# Lecture 23.

## Combining Pandas with APIs and Statistics.

With all your experience in quantitative analysis, you decide to start your own wealth management firm. Your first client is a family member who wants you to evaluate their long-term retirement goals. Your initial analysis indicates that their portfolio might generate outsized returns that will enable retirement in five years. However, a chance still exists that the market will collapse, preventing early retirement. How do you measure the likelihood, or probability, of that uncertain future scenario?

We can use the Pandas library and data that we get via APIs to make predictions about the future performance of a portfolio. However, the fact that no single outcome exists complicates this process. Rather, a range of possible outcomes exists. And in this range, some outcomes are more likely to occur—that is, they’re more probable—than others.

In this lesson, you’ll measure the probability of financial outcomes by combining Pandas functions, APIs, and statistical concepts. Applying statistics—like probabilities, probability distributions, and confidence intervals—to portfolio analysis will improve how you manage portfolios and make financial decisions.
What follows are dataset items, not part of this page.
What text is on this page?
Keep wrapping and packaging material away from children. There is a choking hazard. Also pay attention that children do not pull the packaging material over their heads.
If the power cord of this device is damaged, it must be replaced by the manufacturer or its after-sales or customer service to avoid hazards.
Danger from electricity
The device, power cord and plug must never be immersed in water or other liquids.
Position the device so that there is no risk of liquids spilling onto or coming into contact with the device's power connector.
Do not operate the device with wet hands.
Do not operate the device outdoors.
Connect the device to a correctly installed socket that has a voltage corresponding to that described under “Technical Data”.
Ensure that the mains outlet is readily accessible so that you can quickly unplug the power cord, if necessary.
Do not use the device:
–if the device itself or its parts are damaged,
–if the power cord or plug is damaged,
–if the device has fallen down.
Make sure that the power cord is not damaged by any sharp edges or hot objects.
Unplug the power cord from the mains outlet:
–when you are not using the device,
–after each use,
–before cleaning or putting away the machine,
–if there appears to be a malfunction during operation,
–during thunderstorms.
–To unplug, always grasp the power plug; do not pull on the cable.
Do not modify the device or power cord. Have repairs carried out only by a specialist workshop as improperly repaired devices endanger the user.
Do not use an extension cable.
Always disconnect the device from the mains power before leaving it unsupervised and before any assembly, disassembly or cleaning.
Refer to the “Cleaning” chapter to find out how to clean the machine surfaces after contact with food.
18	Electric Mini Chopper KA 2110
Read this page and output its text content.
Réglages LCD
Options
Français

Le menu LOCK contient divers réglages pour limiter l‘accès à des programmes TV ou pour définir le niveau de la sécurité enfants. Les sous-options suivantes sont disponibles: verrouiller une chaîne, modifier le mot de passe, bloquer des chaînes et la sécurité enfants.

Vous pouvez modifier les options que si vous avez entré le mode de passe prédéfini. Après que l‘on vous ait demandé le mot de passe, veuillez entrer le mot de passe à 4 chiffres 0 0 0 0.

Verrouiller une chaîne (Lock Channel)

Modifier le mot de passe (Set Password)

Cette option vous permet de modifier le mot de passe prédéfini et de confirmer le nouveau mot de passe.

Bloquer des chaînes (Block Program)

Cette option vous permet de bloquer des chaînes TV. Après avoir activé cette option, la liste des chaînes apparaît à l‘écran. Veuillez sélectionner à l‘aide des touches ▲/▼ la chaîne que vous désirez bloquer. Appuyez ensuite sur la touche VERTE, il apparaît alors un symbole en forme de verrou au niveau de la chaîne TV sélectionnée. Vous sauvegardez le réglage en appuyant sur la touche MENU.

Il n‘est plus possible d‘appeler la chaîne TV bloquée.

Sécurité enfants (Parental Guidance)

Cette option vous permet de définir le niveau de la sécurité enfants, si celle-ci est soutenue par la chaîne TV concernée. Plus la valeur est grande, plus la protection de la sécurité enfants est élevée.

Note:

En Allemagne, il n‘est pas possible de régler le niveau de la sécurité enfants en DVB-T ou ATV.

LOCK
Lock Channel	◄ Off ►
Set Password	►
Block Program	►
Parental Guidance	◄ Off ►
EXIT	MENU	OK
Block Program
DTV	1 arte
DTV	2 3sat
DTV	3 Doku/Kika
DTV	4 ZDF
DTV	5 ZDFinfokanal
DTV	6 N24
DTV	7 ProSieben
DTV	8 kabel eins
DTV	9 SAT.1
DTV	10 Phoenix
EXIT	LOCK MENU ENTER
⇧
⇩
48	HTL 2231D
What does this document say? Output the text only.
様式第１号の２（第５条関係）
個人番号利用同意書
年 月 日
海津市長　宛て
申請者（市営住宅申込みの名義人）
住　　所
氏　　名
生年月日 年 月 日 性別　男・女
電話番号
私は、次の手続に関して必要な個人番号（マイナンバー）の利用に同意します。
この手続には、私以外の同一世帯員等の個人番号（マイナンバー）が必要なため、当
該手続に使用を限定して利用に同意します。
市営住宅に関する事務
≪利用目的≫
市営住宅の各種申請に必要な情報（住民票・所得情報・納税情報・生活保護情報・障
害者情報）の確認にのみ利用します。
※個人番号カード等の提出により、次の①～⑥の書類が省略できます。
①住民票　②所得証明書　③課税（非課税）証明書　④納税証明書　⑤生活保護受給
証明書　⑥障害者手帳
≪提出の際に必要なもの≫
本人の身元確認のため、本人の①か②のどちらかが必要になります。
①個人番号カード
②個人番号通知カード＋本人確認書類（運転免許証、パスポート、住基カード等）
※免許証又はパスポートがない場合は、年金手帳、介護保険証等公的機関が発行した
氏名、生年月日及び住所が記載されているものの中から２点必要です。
# Using Probability to Make Financial Projections.

`Probability` is a concept in statistics that describes the chance that a particular event will happen.

In finance, we associate probability with the movement of a stock price. A stock price can increase or decrease, and the magnitude of that change also varies. The change in a stock price always remains uncertain. However, by analyzing the past movements in a stock price, we can estimate the likely change in a stock price in both the near-term and the long-term future.

In this section, we’ll explore probability and related statistical concepts that help us make predictions about the movement in an asset’s price. First, we’ll discuss the probability distribution, which is key to estimating possible future outcomes of stock and portfolio performance.

# What’s a Probability Distribution?

A probability distribution is a mathematical function that allows us to visualize the likelihood of probable outcomes for a particular event.

The most-common probability distribution is the normal distribution. Probability distributions such as the normal distribution help us make educated guesses about what might happen to the performance of a stock, bond, or portfolio in the future, especially the near-term future.

# What’s a Normal Distribution?

Various real-world scenarios, from test scores to the daily returns of a stock over time, use the normal distribution. People commonly refer to the normal distribution as the bell curve. It describes a dataset where values that lie further from the mean occur less frequently than those that lie closer to the mean. The following image illustrates this concept:

![image.png](attachment:image.png)

In a normal distribution of numerical data, the probability that a data point equals a particular value follows the 68-95-99.7 rule. This rule states that 68%, 95%, and 99.7% (effectively 100%) of possible values lie within one, two, and three standard deviations, respectively, of the mean.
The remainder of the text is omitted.